After Democrats dumped a new trove of emails to try and show that President Trump was much better friends with the dead sex offender than he let on, we've learned a few things

1. Trump was clearly pals with Epstein for a while. We've seen endless pictures of them hanging out. 

2. They had a serious falling out, as evidence (in the new emails) by... 

3. Epstein was helping Democrats with their efforts to hurt Trump with dirt, which we now learn extended to...

4. Texting with Del. Stacey Plaskett (D-Virgin Islands) during a 2019 congressional hearing with Michael Cohen...

Plaskett, for those who didn't know, previously served in the Virgin Islands government - helping to give Epstein tax benefits, and worked for Epstein's fixer on the island before she was elected to Congress.

Del. Stacey Plaskett (D-Virgin Islands) attends a March 2019 House hearing. (Tom Williams/CQ-Roll Call/Getty Images)

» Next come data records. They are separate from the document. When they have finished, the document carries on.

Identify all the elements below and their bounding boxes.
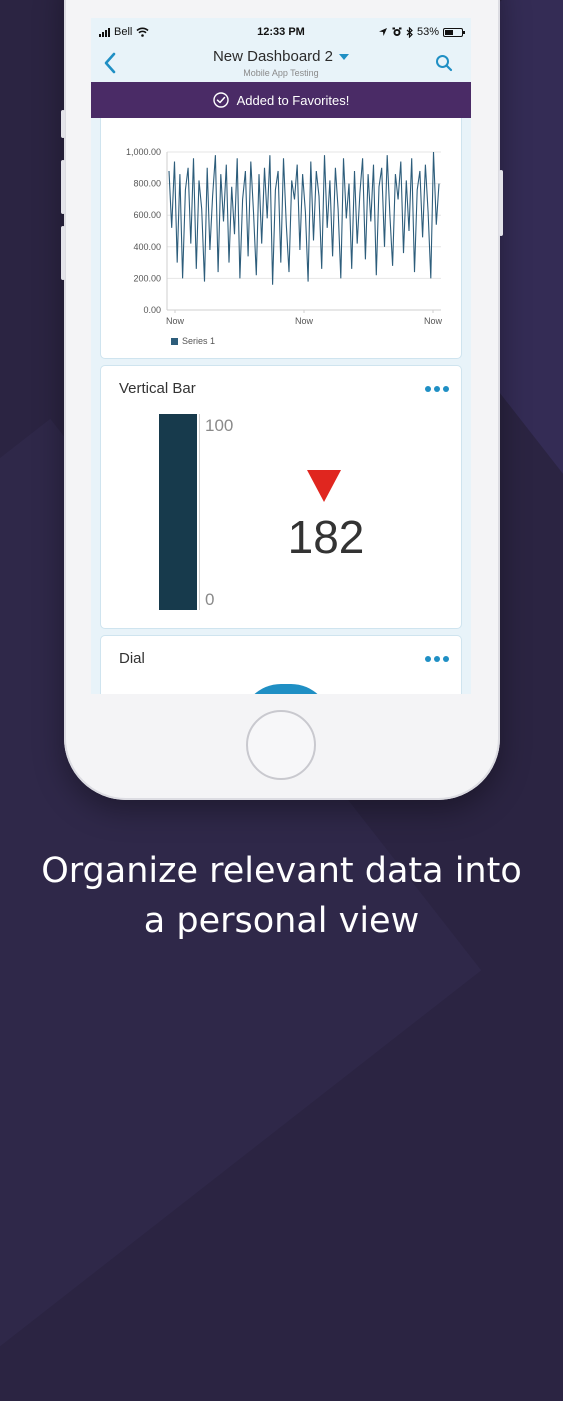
nav-bar: New Dashboard 2 Mobile App Testing bbox=[91, 44, 471, 82]
home-button[interactable] bbox=[246, 710, 316, 780]
bluetooth-icon bbox=[406, 26, 413, 38]
bar-min-label: 0 bbox=[205, 590, 215, 609]
battery-icon bbox=[443, 27, 465, 37]
chevron-down-icon[interactable] bbox=[339, 54, 350, 61]
vertical-bar-card: Vertical Bar 100 0 182 bbox=[101, 366, 461, 628]
dashboard-title[interactable]: New Dashboard 2 bbox=[91, 48, 471, 65]
volume-down-button bbox=[61, 226, 65, 280]
y-tick-label: 800.00 bbox=[133, 179, 161, 189]
x-tick-label: Now bbox=[424, 316, 443, 326]
vertical-bar-axis bbox=[199, 414, 200, 610]
bar-value: 182 bbox=[287, 511, 365, 563]
bar-max-label: 100 bbox=[205, 416, 234, 435]
caption-line-1: Organize relevant data into bbox=[41, 851, 522, 891]
volume-up-button bbox=[61, 160, 65, 214]
vertical-bar-fill bbox=[159, 414, 197, 610]
x-tick-label: Now bbox=[295, 316, 314, 326]
dashboard-title-text: New Dashboard 2 bbox=[212, 48, 334, 65]
check-circle-icon bbox=[212, 92, 229, 108]
trend-down-icon bbox=[307, 470, 341, 502]
battery-percent: 53% bbox=[416, 26, 439, 38]
card-title: Vertical Bar bbox=[119, 380, 196, 397]
legend-label: Series 1 bbox=[182, 336, 216, 346]
more-options-icon[interactable] bbox=[425, 656, 449, 662]
caption-line-2: a personal view bbox=[143, 901, 420, 941]
favorites-banner: Added to Favorites! bbox=[91, 82, 471, 118]
power-button bbox=[499, 170, 503, 236]
chart-legend: Series 1 bbox=[171, 336, 215, 346]
card-title: Dial bbox=[119, 650, 145, 667]
dashboard-subtitle: Mobile App Testing bbox=[243, 68, 319, 78]
mute-switch bbox=[61, 110, 65, 138]
y-tick-label: 400.00 bbox=[133, 242, 161, 252]
more-options-icon[interactable] bbox=[425, 386, 449, 392]
dial-card: Dial bbox=[101, 636, 461, 694]
location-icon bbox=[378, 28, 387, 36]
alarm-icon bbox=[392, 27, 402, 36]
y-tick-label: 600.00 bbox=[133, 210, 161, 220]
y-tick-label: 1,000.00 bbox=[126, 147, 161, 157]
phone-screen: Bell 12:33 PM 53% New Dashboard 2 Mobile… bbox=[91, 18, 471, 694]
x-tick-label: Now bbox=[166, 316, 185, 326]
vertical-bar-track bbox=[159, 414, 197, 610]
battery-level bbox=[445, 29, 454, 35]
line-chart: 1,000.00 800.00 600.00 400.00 200.00 0.00 Now N… bbox=[126, 147, 443, 326]
banner-text: Added to Favorites! bbox=[236, 92, 350, 108]
y-tick-label: 200.00 bbox=[133, 273, 161, 283]
line-chart-card: 1,000.00 800.00 600.00 400.00 200.00 0.00 Now N… bbox=[101, 104, 461, 358]
status-bar: Bell 12:33 PM 53% bbox=[91, 18, 471, 44]
search-icon[interactable] bbox=[435, 54, 453, 72]
dial-gauge bbox=[241, 684, 331, 694]
marketing-caption: Organize relevant data into a personal v… bbox=[0, 846, 563, 946]
series-line bbox=[168, 151, 440, 285]
legend-swatch bbox=[171, 337, 178, 345]
y-tick-label: 0.00 bbox=[143, 305, 161, 315]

As the Washington Post notes:  

In the texts, Epstein appeared to be watching the February 2019 hearing in real time and at one point informed Plaskett — whose name is redacted from the documents — that Cohen had brought up former Trump executive assistant Rhona Graff in his testimony. At the time, Cohen was testifying before the House Oversight Committee against his former boss, alleging that Trump was racist, manipulated financial records and directed hush money payments to cover up his extramarital affairs — allegations Trump denied. The president said on social media that Cohen was “lying” before testimony began.

Cohen brought up RONA - keeper of the secrets,” Epstein texted, misspelling Graff’s first name.

“RONA??” Plaskett responded. “Quick I’m up next is that an acronym,” she added, suggesting she would question Cohen soon.

In response, Plaskett's office said: "During the hearing, Congresswoman Plaskett received texts from staff, constituents and the public at large offering advice, support and in some cases partisan vitriol, including from Epstein," adding "As a former prosecutor she welcomes information that helps her get at the truth and took on the GOP that was trying to bury the truth. The congresswoman has previously made clear her long record combating sexual assault and human trafficking, her disgust over Epstein’s deviant behavior and her support for his victims."

lol... lmao even. 

The emails reveal that Plaskett texted Epstein first before the meeting started that day...

The messages show that Plaskett texted Epstein before the hearing started that day, at 7:55 a.m. Eastern time, to tell him: “He’ll talk about his grades”

Epstein replied a minute later: “what privilege stands behind the none release of college transcripts?”

And that he may have influenced her questions: 

Hes opened the door to questions re who are the other henchmen at trump org,” Epstein texted Plaskett at 12:25 p.m.

“Yup. Very aware and waiting my turn,” she responded.

When Plaskett questioned Cohen during the hearing, she asked about Trump associates that he had mentioned previously.

“Are there other people that we should be meeting with?” Plaskett asked.

“So Allen Weisselberg is the chief financial officer in The Trump Organization,” Cohen began to reply.

“You’ve got to quickly give us as many names as you can so we can get to them,” Plaskett interjected. “Is Ms. Rhona, what is Ms. Rhona’s— …?”

“Rhona Graff is the — Mr. Trump’s executive assistant … She was — her office is directly next to his, and she’s involved in a lot that went on,” Cohen replied.

So Jeffrey Epstein was live-texting a Democrat lawmaker during a 'get Trump' hearing. Right...

All Trump has to do at this point, after apologizing to MTG and Thomas Massie (WTF) of course, is admit he was buddies with Epstein, say he didn't bang underage girls, and point to all the evidence Democrats just dropped that's blowing up in their faces.